Educator Jamila Bowser creates connections with her middle school students encourage involvement in science, technology, engineering, and math

Jamila Bowser knows first hand just how difficult it can be to keep middle school students interested in science, technology, engineering, and math (STEM) careers. "Many kids think these subjects are boring," said Bowser, a Mathematics and Science Education Network (MSEN) and SECME teacher at Lowe's Grove Middle School in Durham, NC. "It's up to us as teachers to convince them otherwise."

Often, Bowser said, it's the most skeptical children who turn into her best students over time. To get them to buy in to the idea of a STEM career, Bowser ties real-life, practical examples into classroom instruction. She also offers incentives (such as the opportunity to pick the partner of their choice for an upcoming project) and starts working with the students as soon as they get to the sixth grade right through to eighth grade graduation.

"The biggest barrier is connecting with the students," said Bowser. "With every new science concept that's introduced, for example, you really have to find a way to help them make their own, positive choices and really engage fully with the subject." The fact that Bowser gets to work with students for three full years (as opposed to the typical single school year that most teachers get) gives her a big advantage in winning those kids over to technical subjects.

"I have the luxury of time to get the students over the initial hump, and to the point where they're saying, 'Okay, you were right about this,'" said Bowser, whose efforts haven't gone unnoticed. Each year, SECME (formerly the Southeastern Consortium for Minorities in Engineering) recognizes outstanding K-12 educators who have demonstrated leadership ability in advancing student development and outcomes in the areas of science, technology, engineering, and mathematics.

Bowser made the cut in 2009 for the SECME Teacher of the Year and ranked as one of four finalists who were chosen from a selection of nominees based on submission of extensive portfolios and judged by a panel of educators. The teachers were honored June 25 during the 33rd Annual SECME Summer Institute, which was held at the Daytona Museum of Arts and Sciences and hosted by Embry-Riddle Aeronautical University.

Founded in 1975 by the engineering deans from seven Southeastern universities, SECME's mission is to increase the pool of historically underrepresented and underserved students who will be prepared to enter and complete post-secondary studies in STEM. The organization provides teacher professional development and coordinates student competitions nationwide.

Bowser, who has been an educator for four years, started her career as a seventh grade science teacher. When Lowe's Grove Middle School's principal decided to beef up the institution's SECME and MSEN involvement, she asked Bowser to head up the initiative in 2006. As a pre-college program, the classes are offered to students as an elective.

"It's pretty much what a student would expect to learn in the middle-school years, but in a more hands-on manner," said Bowser. "The courses are lab- and experiment-based and tend to work well with students who may not excel in regular science and math classes."
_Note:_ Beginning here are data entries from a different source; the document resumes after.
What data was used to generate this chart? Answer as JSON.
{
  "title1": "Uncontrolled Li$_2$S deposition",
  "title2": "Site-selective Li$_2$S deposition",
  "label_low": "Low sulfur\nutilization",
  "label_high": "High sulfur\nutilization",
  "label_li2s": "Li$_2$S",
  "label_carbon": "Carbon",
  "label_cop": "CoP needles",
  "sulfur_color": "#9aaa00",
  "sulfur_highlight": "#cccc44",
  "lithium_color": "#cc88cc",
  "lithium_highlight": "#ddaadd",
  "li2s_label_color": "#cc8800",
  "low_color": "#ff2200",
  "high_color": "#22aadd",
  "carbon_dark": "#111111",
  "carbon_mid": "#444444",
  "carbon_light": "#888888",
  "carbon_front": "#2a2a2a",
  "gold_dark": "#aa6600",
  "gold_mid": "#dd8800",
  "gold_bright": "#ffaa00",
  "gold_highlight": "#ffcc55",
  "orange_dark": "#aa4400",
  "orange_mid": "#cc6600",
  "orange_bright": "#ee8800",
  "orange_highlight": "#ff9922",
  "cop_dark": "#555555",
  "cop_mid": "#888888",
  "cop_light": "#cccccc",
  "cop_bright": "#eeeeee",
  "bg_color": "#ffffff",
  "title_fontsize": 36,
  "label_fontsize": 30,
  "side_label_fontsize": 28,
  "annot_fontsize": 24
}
The engineering class, for example, takes a decidedly more "workforce" approach through practical instruction that finds students building towers out of straw or constructing bridges out of balsa wood. Once those simple structures are constructed, students are encouraged to use materials such as tape and rubber bands to make their towers stronger and longer-lasting.

"These projects get students thinking like engineers," said Bowser, "and help them wrap their minds around what it would really be like to get a college degree in engineering and to get out and use their talents in the field."

Bowser, who for the 2009-2010 school year will begin coaching other science teachers on how to get students engaged in STEM, said the options available to today's instructors are limitless. All it takes is a little creativity and legwork. "If you want to teach Newton's Law, all you really [need] are a few Styrofoam plates and balloons," she explained. The Web is another invaluable teaching tool for STEM teachers, she added, and one that today's students automatically refer to and connect with.

"There are literally hundreds of Web sites where you can find sample lessons that can be crafted to a specific group of students," said Bowser. "The idea is to start off small and work to convince students that you're not just going to throw another textbook lesson at them. Many times, they won't even realize that they're learning."